The Statistical Picture
The numbers are worth dwelling on, because they tell a story of a match that Cruz Azul should not have drawn. They completed 503 of 588 passes at an 86 per cent accuracy rate. Querétaro managed 180 successful passes from 258 attempts, a 70 per cent success rate that reflects how little time they spent in possession and how often they were forced into rushed decisions.
Cruz Azul created two big chances and missed two. Querétaro created none and missed none. That asymmetry, combined with the own goal at the worst possible moment, is the entire story of this match compressed into two lines. Cruz Azul’s seven accurate crosses from 35 attempts tells you the crossing game was not the route to goal, but their 13 shots from inside the box confirms the danger was real and sustained.

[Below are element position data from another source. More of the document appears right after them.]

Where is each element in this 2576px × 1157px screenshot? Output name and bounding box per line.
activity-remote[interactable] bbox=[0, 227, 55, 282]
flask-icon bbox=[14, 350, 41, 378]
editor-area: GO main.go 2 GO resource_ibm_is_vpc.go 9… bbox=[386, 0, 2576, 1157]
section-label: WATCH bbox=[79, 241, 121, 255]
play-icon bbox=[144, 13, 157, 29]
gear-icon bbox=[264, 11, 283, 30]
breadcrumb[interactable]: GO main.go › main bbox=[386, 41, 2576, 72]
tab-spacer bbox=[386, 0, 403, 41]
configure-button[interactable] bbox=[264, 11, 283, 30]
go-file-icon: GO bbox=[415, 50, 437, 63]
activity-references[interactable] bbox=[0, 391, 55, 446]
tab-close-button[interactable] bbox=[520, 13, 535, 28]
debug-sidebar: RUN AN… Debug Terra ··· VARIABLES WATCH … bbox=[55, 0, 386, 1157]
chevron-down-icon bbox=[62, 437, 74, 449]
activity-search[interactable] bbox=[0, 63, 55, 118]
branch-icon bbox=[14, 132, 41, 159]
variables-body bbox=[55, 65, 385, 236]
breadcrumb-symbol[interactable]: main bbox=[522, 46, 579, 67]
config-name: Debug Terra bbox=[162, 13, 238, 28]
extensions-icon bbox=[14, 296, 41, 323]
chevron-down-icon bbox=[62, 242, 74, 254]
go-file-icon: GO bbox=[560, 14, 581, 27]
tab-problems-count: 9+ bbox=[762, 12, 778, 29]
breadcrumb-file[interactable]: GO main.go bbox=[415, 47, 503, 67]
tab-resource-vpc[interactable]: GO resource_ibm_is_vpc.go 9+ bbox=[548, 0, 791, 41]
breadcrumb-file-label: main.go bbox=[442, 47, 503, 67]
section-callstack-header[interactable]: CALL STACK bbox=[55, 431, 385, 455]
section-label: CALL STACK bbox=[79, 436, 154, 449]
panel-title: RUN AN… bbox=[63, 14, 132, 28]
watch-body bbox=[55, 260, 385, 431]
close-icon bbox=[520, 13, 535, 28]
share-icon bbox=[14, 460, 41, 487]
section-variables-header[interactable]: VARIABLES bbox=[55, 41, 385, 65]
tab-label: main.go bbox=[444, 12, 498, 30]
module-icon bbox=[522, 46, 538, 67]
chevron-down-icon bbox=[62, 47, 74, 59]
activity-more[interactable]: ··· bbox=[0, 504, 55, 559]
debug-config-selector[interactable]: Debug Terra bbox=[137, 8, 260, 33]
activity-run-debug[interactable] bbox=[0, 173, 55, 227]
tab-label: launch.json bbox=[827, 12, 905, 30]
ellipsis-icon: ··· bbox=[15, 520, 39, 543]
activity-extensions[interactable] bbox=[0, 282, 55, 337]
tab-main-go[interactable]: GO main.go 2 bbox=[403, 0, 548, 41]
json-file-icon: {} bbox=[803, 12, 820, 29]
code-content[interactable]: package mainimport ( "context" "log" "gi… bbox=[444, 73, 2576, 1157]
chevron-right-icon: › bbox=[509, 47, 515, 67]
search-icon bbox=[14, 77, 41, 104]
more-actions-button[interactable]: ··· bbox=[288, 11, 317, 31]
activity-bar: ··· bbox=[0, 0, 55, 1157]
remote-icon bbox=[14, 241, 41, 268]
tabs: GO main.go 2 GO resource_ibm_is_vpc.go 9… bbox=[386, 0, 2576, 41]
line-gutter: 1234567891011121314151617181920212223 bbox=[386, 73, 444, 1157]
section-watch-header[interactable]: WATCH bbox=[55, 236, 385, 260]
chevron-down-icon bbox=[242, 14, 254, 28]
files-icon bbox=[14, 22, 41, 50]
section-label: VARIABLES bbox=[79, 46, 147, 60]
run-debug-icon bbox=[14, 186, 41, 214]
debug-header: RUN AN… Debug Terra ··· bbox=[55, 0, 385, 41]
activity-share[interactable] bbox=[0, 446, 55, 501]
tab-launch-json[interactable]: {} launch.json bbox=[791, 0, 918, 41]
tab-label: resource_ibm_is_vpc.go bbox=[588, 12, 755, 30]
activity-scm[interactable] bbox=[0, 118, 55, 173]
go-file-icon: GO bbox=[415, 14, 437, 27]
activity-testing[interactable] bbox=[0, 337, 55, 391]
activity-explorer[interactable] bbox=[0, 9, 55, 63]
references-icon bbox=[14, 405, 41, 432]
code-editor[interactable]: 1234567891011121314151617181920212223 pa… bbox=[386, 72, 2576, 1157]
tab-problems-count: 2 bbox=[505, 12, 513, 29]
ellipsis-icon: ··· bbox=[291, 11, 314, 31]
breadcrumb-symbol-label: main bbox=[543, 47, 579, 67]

The player rated highest on the Cruz Azul side, at 7.21, completed 16 of 21 passes, created three chances, and earned four fouls in 62 minutes before being withdrawn. His 0.31 expected goals figure from a single shot underlines how dangerous he was in possession. For Querétaro, their most effective outfield performer registered four chances created from the number ten position, but the rating of 6.86 reflects a side that was largely reactive throughout.
Form and Context
This result extended a remarkable symmetry in the Clausura 2025/26 campaign. Both Querétaro and Cruz Azul now carry identical recent form: one win and four draws from their last five matches, with no defeats. For Querétaro, that unbeaten run represents genuine resilience; they have conceded only one goal across their last three home fixtures and have not lost in five outings. For Cruz Azul, the same record reads differently. Four draws in five matches, including 1-1 stalemates against Tijuana, América, and Pachuca, suggest a side that is finding ways not to lose rather than finding ways to win. Their solitary victory in this run, a 2-0 away win over Pumas UNAM, remains the exception rather than the pattern.
Cruz Azul’s Clausura ambitions hinge on converting this kind of dominance into points. A side that generates 79 dangerous attacks, takes 20 shots, and controls 69 per cent of possession should not be leaving with a single point from Querétaro’s ground. The Liguilla qualification picture remains unresolved, and with the standings gap data unavailable, the precise cost of this dropped point is unclear, but the pattern of drawing matches they should be winning will concern those with an eye on seeding for the playoff rounds. For Querétaro, a point against a side this dominant is a result to build on, and their unbeaten run now stretches to five matches. The question is whether they can convert resilience into the wins that would truly move them up the table.